Individual Submission Summary
Share...

Direct link:

Dementia Narratives in the Israeli Landscape

Thu, December 19, 1:30 to 3:00pm EST (1:30 to 3:00pm EST), Virtual Zoom Room 01

Abstract

As the population continues to age, age studies increasingly intersects with disability studies. One area that has prominently emerged is narratives of cognitive decline and dementia; yet this literature is understudied in the context of modern Hebrew literary studies. Numerous contemporary Israeli novels address this topic as central to the narrative; examples include: Lihi Lapid’s On Her Own (Zarot, 2021), Shlomi Sasson’s Women in Jerusalem Don’t Have Rollerblades (L’Nashim b’Yerushalayim ayn Galgiliot, 2021), Noga Albalach’s The Old Man (Farewell) (Ha-ish Hazaken Preida, 2018), A.B. Yehoshua’s The Tunnel (Ha-Minhara, 2018), Zeruya Shalev’s Remains of Love (She’erit Ha-Chayim, 2015), Maya Arad’s Suspicion of Dementia ( Chashad Leshitayon, 2011), and Savyon Liebrecht’s A Man and a Woman and a Man (Ish Ve-Isha Ve-Ish, 1998). Whereas in the past, dementia, as a “living death,” has stood for that which is most to be feared and dreaded about aging, these representations of dementia attempt to humanize individuals with the disease. Still, dementia continues to be considered the antithesis of “successful aging” and because of this is imbricated with compulsory youthfulness and compulsory able-bodiedness. In response, dementia narratives have been contextualized in various ways: as social protest literature, revenge fantasy and as linked to trauma and colonization. Dementia has been “feminized” as a “solution” to the problematic behavior of aging women, has been talked about in the context of masculinities or metaphorized as narrative prosthesis.

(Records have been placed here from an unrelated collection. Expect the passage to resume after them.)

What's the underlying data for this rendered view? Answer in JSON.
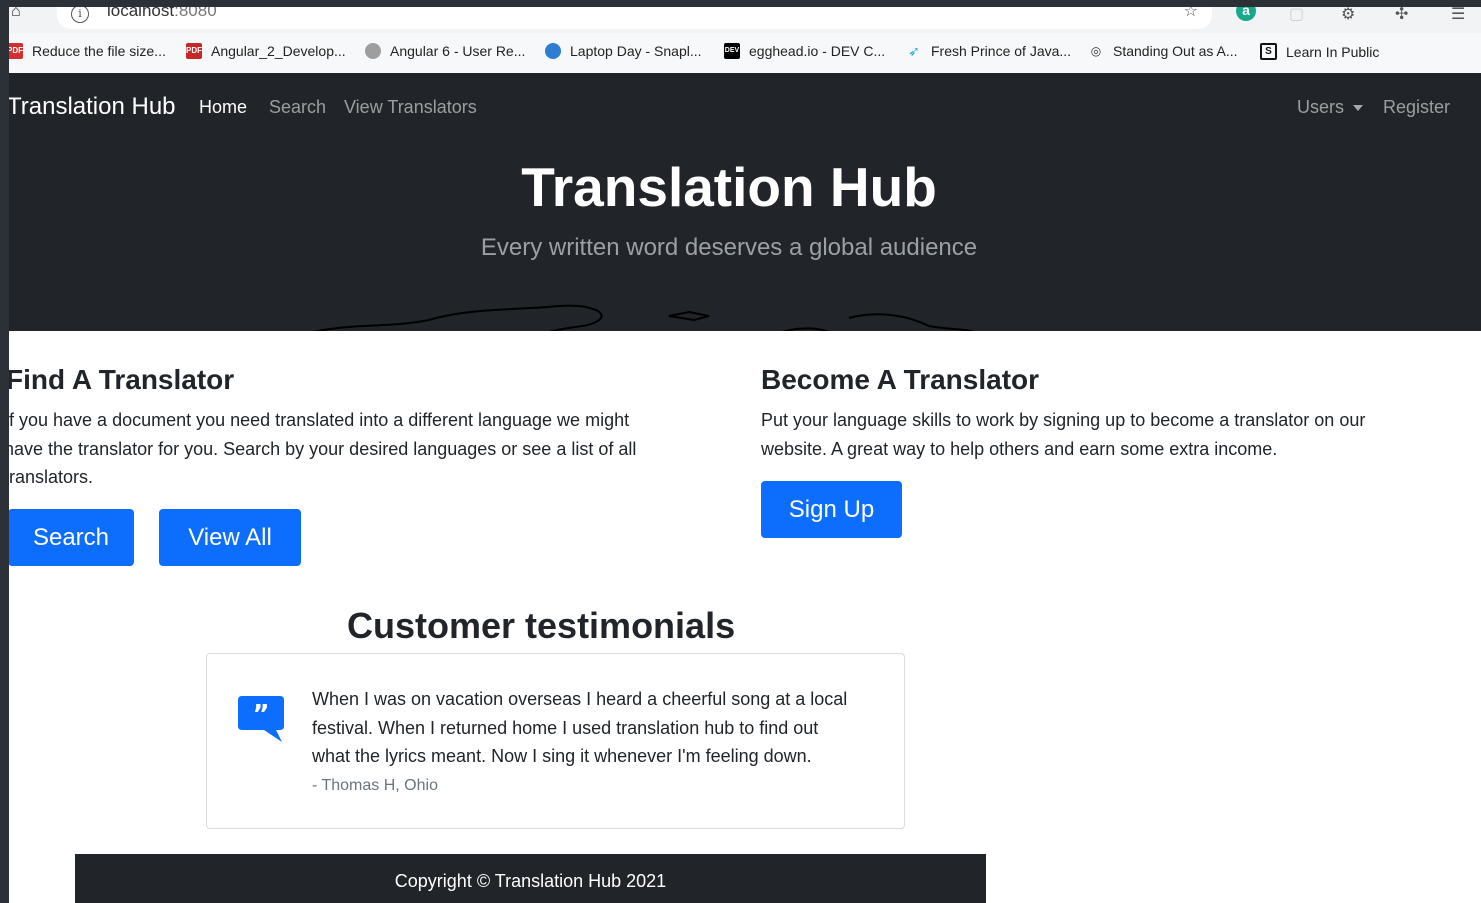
{
  "browser": {
    "url_host": "localhost",
    "url_port": ":8080",
    "bookmarks": [
      {
        "label": "Reduce the file size...",
        "icon": "pdf-icon",
        "color": "#d32f2f"
      },
      {
        "label": "Angular_2_Develop...",
        "icon": "pdf-file-icon",
        "color": "#c62828"
      },
      {
        "label": "Angular 6 - User Re...",
        "icon": "avatar-icon",
        "color": "#777777"
      },
      {
        "label": "Laptop Day - Snapl...",
        "icon": "snapl-icon",
        "color": "#2e7dd1"
      },
      {
        "label": "egghead.io - DEV C...",
        "icon": "dev-icon",
        "color": "#000000"
      },
      {
        "label": "Fresh Prince of Java...",
        "icon": "twitter-icon",
        "color": "#1da1f2"
      },
      {
        "label": "Standing Out as A...",
        "icon": "glasses-icon",
        "color": "#333333"
      },
      {
        "label": "Learn In Public",
        "icon": "swyx-icon",
        "color": "#111111"
      }
    ]
  },
  "navbar": {
    "brand": "Translation Hub",
    "links": [
      "Home",
      "Search",
      "View Translators"
    ],
    "users_label": "Users",
    "register_label": "Register"
  },
  "hero": {
    "title": "Translation Hub",
    "subtitle": "Every written word deserves a global audience"
  },
  "find": {
    "title": "Find A Translator",
    "lines": [
      "If you have a document you need translated into a different language we might",
      "have the translator for you. Search by your desired languages or see a list of all",
      "translators."
    ],
    "search_button": "Search",
    "view_all_button": "View All"
  },
  "become": {
    "title": "Become A Translator",
    "lines": [
      "Put your language skills to work by signing up to become a translator on our",
      "website. A great way to help others and earn some extra income."
    ],
    "signup_button": "Sign Up"
  },
  "testimonials": {
    "title": "Customer testimonials",
    "lines": [
      "When I was on vacation overseas I heard a cheerful song at a local",
      "festival. When I returned home I used translation hub to find out",
      "what the lyrics meant. Now I sing it whenever I'm feeling down."
    ],
    "author": "- Thomas H, Ohio"
  },
  "footer": {
    "text": "Copyright © Translation Hub 2021"
  },
  "colors": {
    "primary": "#0d6efd",
    "dark": "#212529"
  }
}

In the context of such theoretical models of parsing dementia narratives, this paper joins with the growing ethical approach to dementia that explores individual narratives and so resists tendencies to marginalize this population. Finally, in the context of the nation, I explore what these narratives at the intersection of aging and disability tell us about relevant themes in Israeli culture, including individual and collective memory and trauma. This paper contributes to the modest but growing interest in age studies and the already robust interest in disability studies in modern Hebrew literary studies.